Corona günlükleri
Bahar Erdoğan GKL Mezunu
Hepimiz Corona günlükleri tutuyoruz, gezegenimizin bir yerinde. Biliyoruz ki hayatımız artık eskisi gibi olamayacak, tüm dünya olarak bir değişim geçiriyoruz. Ama tesadüf olmadığına inandığım bu süreç ya bizi eskisinden daha iyi olmamız için hazırlayan bir zamansa?..
Tüm dünya olarak Covid 19 virüsü ile sınanıyoruz. Çok zor, ne olacağımız belirsiz ve kontrol edemediğimiz bir dönemden geçiyoruz. Şüphesiz ki dünyamız bir değişim dönüşüm geçiriyor.
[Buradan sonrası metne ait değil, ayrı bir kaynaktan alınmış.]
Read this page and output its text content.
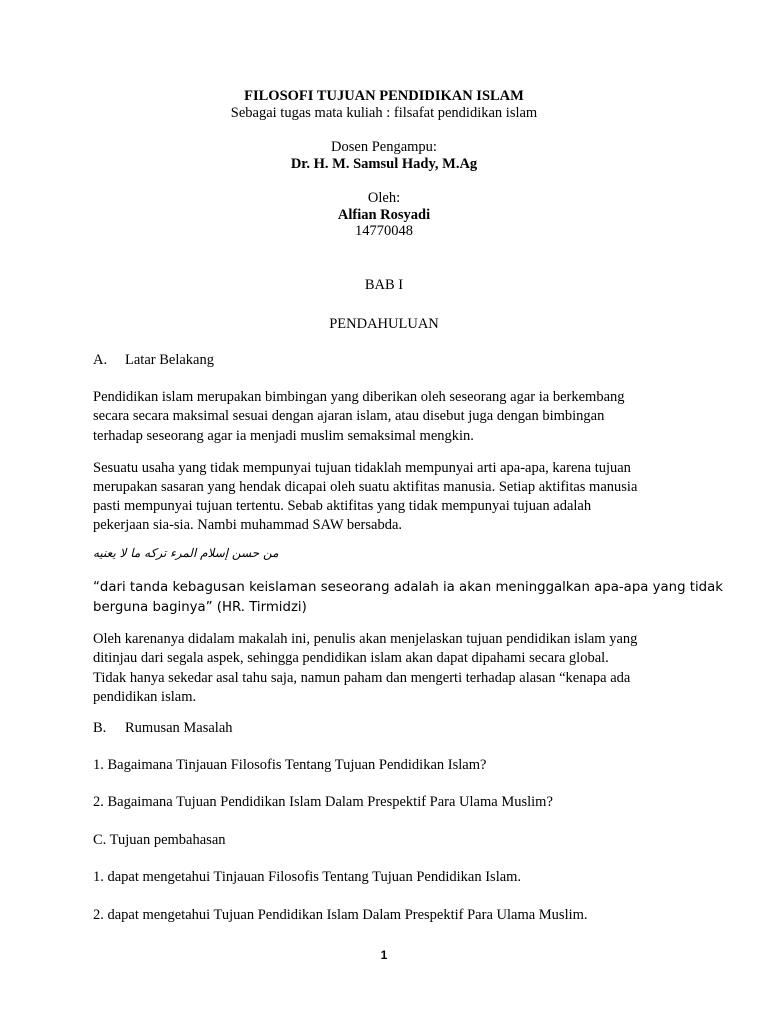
FILOSOFI TUJUAN PENDIDIKAN ISLAM
Sebagai tugas mata kuliah : filsafat pendidikan islam
Dosen Pengampu:
Dr. H. M. Samsul Hady, M.Ag
Oleh:
Alfian Rosyadi
14770048
BAB I
PENDAHULUAN
A. Latar Belakang
Pendidikan islam merupakan bimbingan yang diberikan oleh seseorang agar ia berkembang
secara secara maksimal sesuai dengan ajaran islam, atau disebut juga dengan bimbingan
terhadap seseorang agar ia menjadi muslim semaksimal mengkin.
Sesuatu usaha yang tidak mempunyai tujuan tidaklah mempunyai arti apa-apa, karena tujuan
merupakan sasaran yang hendak dicapai oleh suatu aktifitas manusia. Setiap aktifitas manusia
pasti mempunyai tujuan tertentu. Sebab aktifitas yang tidak mempunyai tujuan adalah
pekerjaan sia-sia. Nambi muhammad SAW bersabda.
من حسن إسلام المرء تركه ما لا يعنيه
“dari tanda kebagusan keislaman seseorang adalah ia akan meninggalkan apa-apa yang tidak
berguna baginya” (HR. Tirmidzi)
Oleh karenanya didalam makalah ini, penulis akan menjelaskan tujuan pendidikan islam yang
ditinjau dari segala aspek, sehingga pendidikan islam akan dapat dipahami secara global.
Tidak hanya sekedar asal tahu saja, namun paham dan mengerti terhadap alasan “kenapa ada
pendidikan islam.
B. Rumusan Masalah
1. Bagaimana Tinjauan Filosofis Tentang Tujuan Pendidikan Islam?
2. Bagaimana Tujuan Pendidikan Islam Dalam Prespektif Para Ulama Muslim?
C. Tujuan pembahasan
1. dapat mengetahui Tinjauan Filosofis Tentang Tujuan Pendidikan Islam.
2. dapat mengetahui Tujuan Pendidikan Islam Dalam Prespektif Para Ulama Muslim.
1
Biz de dünya vatandaşları olarak bu değişimden nasibimizi alıyoruz ve almaya da devam edeceğiz. Ve belki de ilk defa tüm dünyalılar olarak birlik ve beraberlik içindeyiz. Bu durumu da kolektif bir bilinçle atlatmaya çalışıyoruz. Tüm bu süreçte evinde kalabilenler olarak içimize döndük. Her şeye başka bir gözle bakmaya ve sorgulamaya başladık. Çünkü hiç beklemediğimiz bir anda ve bizim kontrolümüz dışında dünya durdu. Tabii hemen neye uğradığımızı anlayamadık. Birkaç gün anlamsız gözlerle etrafa bakıp neler olup bittiğini anlamaya çalıştık. Analadığımız andan itibarinde olabildiğince evlerimizde kalıp “Yok artık bu kadar da olmaz” dediğimiz günler yaşamaya başladık. Ben ne yapıyorum, nasıl bir hayata sahibim sorgulamasına girdik. Ve sorgulamanın sonunda gördük ki hayatlarımızdaki madde-mana dengesini çoktan aşmışız. Sadece kendi hayatımızda değil doğa içinde bu dengeyi çoktan kaybetmişiz. Dünyamıza hiç iyi davranmayarak kaynakları hiç bitmeyecek tükenmeyecek gibi harcadık. Havayı, denizleri kirlettik. Ağaçları kestik, hayvanlara kötü davrandık. Sonra gezegenimiz de artık daha fazla dayanamayarak bizi evlerimize hapsetti. Sanırım bize verdiği mesajda da “Ben biraz yenilenmek kendimi dinlemek istiyorum” dedi.
Kısacası ben bu yaşadıklarımızın bir tesadüf olduğuna inanmıyorum. Tüm bu yaşadıklarımızın bir sonucu olarak görüyorum. Ve kendime dersler çıkarıyorum. İlk çıkardığım ders nasıl ‘durulacağını’ öğrenmek oldu. Hayatın sadece çalışmak, para kazanmak, yeni bir şeyler almak için alışveriş merkezlerinde saatler geçirmek ya da bağımlısı olduğumuz sosyal medyadan ibaret olmadığını hatırlattı. Tabii ki bunları biliyorduk hem de çok iyi ama yaşamın içinde hangimiz bir dakika deyip her şeye bir sınır çizebilecek gücü kendimizde bulabiliyorduk. İşte bu eve kapanma süreci bana hayatı, içimi, ağaçların hışırtı seslerinin ritmini, sağlıklı beslenmenin bedenime iyi bakmanın önemini aklıma kazıttı. Yani ben talep etmeden ilk kez zamanım bana ait oldu. Bazen hiçbir şey yapamadan beklemek panikletiyor tabii ama kısa sürede kendime bu zamanın bir ‘durma zamanı’ olduğunu hatırlatıp sakinleşiyorum. Bu hayatta her zaman bir şeyler yapmak, üretmek zorunda değiliz. Arada hiçbir şey yapmadan bazen durmak gerekir ki yeniden üretmeye, çalışmaya başladığımızda her şeyi eskisinden de güzel yapabilme gücünü bulmak için.
Artık hayatımızdan gezegenimizden git, bizi terk et Corona. Terk et ki kendimizde uyandırdığımız farkındalıklar ile eski biz olmadan yeniden çalışabilelim. Daha sade ve her şeyin kıymetini bildiğimiz bir gezegende yepyeni bir dünya düzenine merhaba demeye artık hazırız.